Когда какая-нибудь компания пила день, другой, третий, пропивалась вчистую и начинала мрачнеть, но и разойтись не могла, я понимал, что пробил мой час, да и все, кто знал о моем даре, начинали поглядывать на меня с надеждой. Делалось так: я выходил на лестничную клетку, поднимался на лифте на верхний этаж (спускаться, оно легче) и начинал звонить по очереди во все квартиры подряд и стрелять денег — пятерку, десятку, четвертной — кто сколько может. Успех сопутствовал мне. Тут нужно чутье, поверхностное обаяние, чувство меры, а главное — правда в точных дозировках. Последнее, кстати, пригождается мне сейчас, когда я подался в прозаики.
Вот я звоню в дверь и еще ничего не знаю, но верю в свою звезду и жду прилива вдохновенной наглости. Кто мне отопрет? Хмурый семьянин в тренировочном костюме и шлепанцах на босу ногу? Тогда нужен мужественно-доверительный тон: мол, оба мы мужики и передряги эти нам знакомы. А если домохозяйка в халате и с руками в мыле по локоть оторвалась от стирки на неожиданный звонок? Тогда и тональность совсем другая и легенда чуть видоизменяется: эдакий миляга-студент неуклюже борется со смущением; просить ему внове, да вот нечем обмыть сданную сессию, диплом, курсовую. Метод понятен, да? Как ответил Витя Коваль, когда мы с «Альманахом» ездили на гастроли в Ярославль, на вопрос местной журналистки, сможет ли кто другой прочесть с эстрады его, Коваля, стихи?
— Сможет, если я его научу.
Так же и я отвечу, если какая журналистка заинтересуется моим уменьем.
Три правила попрошайничества следует затвердить назубок и уметь отбарабанить даже спросонья.
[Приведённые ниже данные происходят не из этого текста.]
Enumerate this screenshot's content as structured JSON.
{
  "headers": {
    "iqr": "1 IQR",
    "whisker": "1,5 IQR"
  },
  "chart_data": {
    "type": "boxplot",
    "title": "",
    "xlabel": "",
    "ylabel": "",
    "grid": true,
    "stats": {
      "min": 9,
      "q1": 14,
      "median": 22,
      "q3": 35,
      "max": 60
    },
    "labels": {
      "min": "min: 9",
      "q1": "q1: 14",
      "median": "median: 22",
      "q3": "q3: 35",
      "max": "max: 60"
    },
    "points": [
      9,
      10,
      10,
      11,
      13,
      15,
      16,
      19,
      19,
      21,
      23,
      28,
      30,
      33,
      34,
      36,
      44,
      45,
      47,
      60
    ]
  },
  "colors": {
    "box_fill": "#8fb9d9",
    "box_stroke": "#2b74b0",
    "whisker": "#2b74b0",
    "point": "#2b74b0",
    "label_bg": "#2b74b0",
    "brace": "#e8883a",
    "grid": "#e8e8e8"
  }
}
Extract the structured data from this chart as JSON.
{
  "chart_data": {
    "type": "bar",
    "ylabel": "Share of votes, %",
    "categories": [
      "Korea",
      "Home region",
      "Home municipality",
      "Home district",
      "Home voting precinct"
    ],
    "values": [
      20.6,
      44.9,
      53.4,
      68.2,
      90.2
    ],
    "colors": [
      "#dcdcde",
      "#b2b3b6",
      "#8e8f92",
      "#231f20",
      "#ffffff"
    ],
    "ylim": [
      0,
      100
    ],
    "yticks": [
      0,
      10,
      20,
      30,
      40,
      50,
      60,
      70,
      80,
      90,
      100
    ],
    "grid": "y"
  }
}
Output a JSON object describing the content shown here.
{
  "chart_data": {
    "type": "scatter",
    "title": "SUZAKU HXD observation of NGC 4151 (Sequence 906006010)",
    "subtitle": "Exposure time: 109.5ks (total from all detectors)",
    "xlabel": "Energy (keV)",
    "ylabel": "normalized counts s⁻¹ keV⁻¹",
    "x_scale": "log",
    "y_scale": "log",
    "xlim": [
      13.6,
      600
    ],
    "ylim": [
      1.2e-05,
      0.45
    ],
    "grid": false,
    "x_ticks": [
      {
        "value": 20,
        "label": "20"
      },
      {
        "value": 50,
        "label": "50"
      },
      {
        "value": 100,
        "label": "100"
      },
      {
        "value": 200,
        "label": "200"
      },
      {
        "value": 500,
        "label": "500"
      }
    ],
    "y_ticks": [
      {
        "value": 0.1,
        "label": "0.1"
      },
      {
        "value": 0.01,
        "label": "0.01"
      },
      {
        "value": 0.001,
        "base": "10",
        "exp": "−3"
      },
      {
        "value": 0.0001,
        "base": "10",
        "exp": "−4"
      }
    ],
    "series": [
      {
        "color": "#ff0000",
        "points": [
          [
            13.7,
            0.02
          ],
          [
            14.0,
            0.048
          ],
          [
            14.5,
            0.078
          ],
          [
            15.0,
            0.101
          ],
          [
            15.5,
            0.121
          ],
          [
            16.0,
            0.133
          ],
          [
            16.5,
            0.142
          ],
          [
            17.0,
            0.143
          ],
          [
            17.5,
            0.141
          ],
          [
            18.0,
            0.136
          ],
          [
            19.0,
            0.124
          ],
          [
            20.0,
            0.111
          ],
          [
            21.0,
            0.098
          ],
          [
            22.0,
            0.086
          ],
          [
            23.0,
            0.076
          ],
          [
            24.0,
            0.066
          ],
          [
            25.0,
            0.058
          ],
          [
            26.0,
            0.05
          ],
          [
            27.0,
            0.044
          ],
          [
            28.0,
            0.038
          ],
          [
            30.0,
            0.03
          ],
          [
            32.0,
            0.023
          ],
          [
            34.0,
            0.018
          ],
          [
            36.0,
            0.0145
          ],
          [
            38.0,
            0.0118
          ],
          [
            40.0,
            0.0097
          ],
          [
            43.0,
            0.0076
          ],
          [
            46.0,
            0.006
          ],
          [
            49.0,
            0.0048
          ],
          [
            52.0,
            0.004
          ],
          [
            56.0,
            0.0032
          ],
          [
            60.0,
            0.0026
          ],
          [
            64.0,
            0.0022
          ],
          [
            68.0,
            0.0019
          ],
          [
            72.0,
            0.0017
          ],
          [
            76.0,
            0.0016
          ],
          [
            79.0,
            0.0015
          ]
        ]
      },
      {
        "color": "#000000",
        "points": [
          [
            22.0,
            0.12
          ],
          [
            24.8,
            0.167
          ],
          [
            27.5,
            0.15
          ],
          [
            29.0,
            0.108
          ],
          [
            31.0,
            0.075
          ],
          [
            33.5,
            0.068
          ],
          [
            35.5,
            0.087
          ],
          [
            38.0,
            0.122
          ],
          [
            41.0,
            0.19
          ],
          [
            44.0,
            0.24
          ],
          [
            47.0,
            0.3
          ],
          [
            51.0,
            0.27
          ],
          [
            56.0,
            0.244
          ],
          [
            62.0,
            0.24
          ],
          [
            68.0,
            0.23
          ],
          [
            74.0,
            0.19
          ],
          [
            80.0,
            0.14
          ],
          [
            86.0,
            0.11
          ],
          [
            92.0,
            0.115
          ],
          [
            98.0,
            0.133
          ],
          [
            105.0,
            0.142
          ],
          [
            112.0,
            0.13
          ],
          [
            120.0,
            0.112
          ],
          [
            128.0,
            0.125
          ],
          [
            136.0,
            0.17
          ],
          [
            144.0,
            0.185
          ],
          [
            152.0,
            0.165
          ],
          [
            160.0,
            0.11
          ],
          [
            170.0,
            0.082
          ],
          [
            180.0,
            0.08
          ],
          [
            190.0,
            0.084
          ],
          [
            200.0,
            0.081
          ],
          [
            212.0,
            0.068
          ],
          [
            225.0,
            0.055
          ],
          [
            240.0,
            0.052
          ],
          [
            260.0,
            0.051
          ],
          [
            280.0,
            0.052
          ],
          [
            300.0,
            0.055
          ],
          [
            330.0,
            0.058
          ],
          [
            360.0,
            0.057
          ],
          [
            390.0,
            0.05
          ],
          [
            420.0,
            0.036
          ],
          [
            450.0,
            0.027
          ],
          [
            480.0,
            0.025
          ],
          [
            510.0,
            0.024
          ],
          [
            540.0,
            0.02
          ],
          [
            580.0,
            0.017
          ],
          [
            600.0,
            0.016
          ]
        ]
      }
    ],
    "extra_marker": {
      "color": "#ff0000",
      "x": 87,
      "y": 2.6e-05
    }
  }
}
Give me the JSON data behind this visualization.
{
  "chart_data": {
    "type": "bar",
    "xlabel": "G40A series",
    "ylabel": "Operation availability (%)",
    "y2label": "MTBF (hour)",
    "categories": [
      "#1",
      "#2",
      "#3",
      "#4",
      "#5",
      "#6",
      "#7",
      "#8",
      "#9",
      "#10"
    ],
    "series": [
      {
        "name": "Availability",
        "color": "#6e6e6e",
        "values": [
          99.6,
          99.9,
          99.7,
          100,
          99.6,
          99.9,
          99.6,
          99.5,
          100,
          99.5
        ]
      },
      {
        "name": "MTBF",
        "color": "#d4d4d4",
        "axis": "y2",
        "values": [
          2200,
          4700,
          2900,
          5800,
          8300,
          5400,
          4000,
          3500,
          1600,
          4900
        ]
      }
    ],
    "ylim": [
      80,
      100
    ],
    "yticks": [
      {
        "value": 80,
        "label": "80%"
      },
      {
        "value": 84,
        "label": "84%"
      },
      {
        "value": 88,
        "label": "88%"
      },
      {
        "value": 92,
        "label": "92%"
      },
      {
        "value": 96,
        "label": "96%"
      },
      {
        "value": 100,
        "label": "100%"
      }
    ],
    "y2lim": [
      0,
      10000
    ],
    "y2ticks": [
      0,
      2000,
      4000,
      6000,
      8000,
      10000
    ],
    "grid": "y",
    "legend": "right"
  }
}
Первое и главное: никогда не скрывай своей истинной цели; деньги ты берешь на спиртное. Не на цветы любимому учителю, не на такси — привезти на выходные бабушку из приюта, не на похороны лучшего друга. Трогательные благие намерения только вызовут подозрения в жульничестве, тем более что от тебя разит за версту. Второе: точно указывай номер квартиры, в которой ты пьянствуешь, это придает голосу убедительность. Точное число, реальное имя собственное вообще сообщает полуправде привкус полной правды. И наконец, обязательно верни долг, и лучше в срок, ты ведь не совсем потерял совесть.
Я объяснил, как умел, почему терпит фиаско слащавая ложь. А почему поражение ждет скупую на слова правду? Ну кто же даст даже засаленный рубль человеку, если тот скажет, что так мол и так, команда отщепенцев, художников от слова «худо», увязла в многодневном пьянстве, у всех осложнения с милицией и КГБ, не дайте пропасть? Я избрал золотую середину. Так и надо сочинять, чтобы тебе поверили на слово, дали денег вообще и Букера в частности. Как, кстати, его дают? Надо расспросить Лену Якович, чтобы не опростоволоситься на церемонии. Может быть, соискатели стоят в специальной храмине и на глазах у них черные повязки и у победителя ломают шпагу над головой? Премия английская, и вероятен приезд королевы или мятежной принцессы Дианы. Занавесь отклоняется, и ослепительная рука в перстнях и кольцах проскальзывает сквозь складки пунцового бархата. Как в дыму, валюсь я на колени, припадаю к прекрасной длани, но через миг она уже отнята, и только тяжесть перстня в горсти позволяет верить, что все это — явь!
То похмельное утро застало разношерстное общество в Переделкино на драматурговой даче. До этого я бывал на писательской стороне только однажды, совсем желторотым, когда Игорь Волгин водил университетскую литературную студию на экскурсию на дачи Пастернака и Чуковского.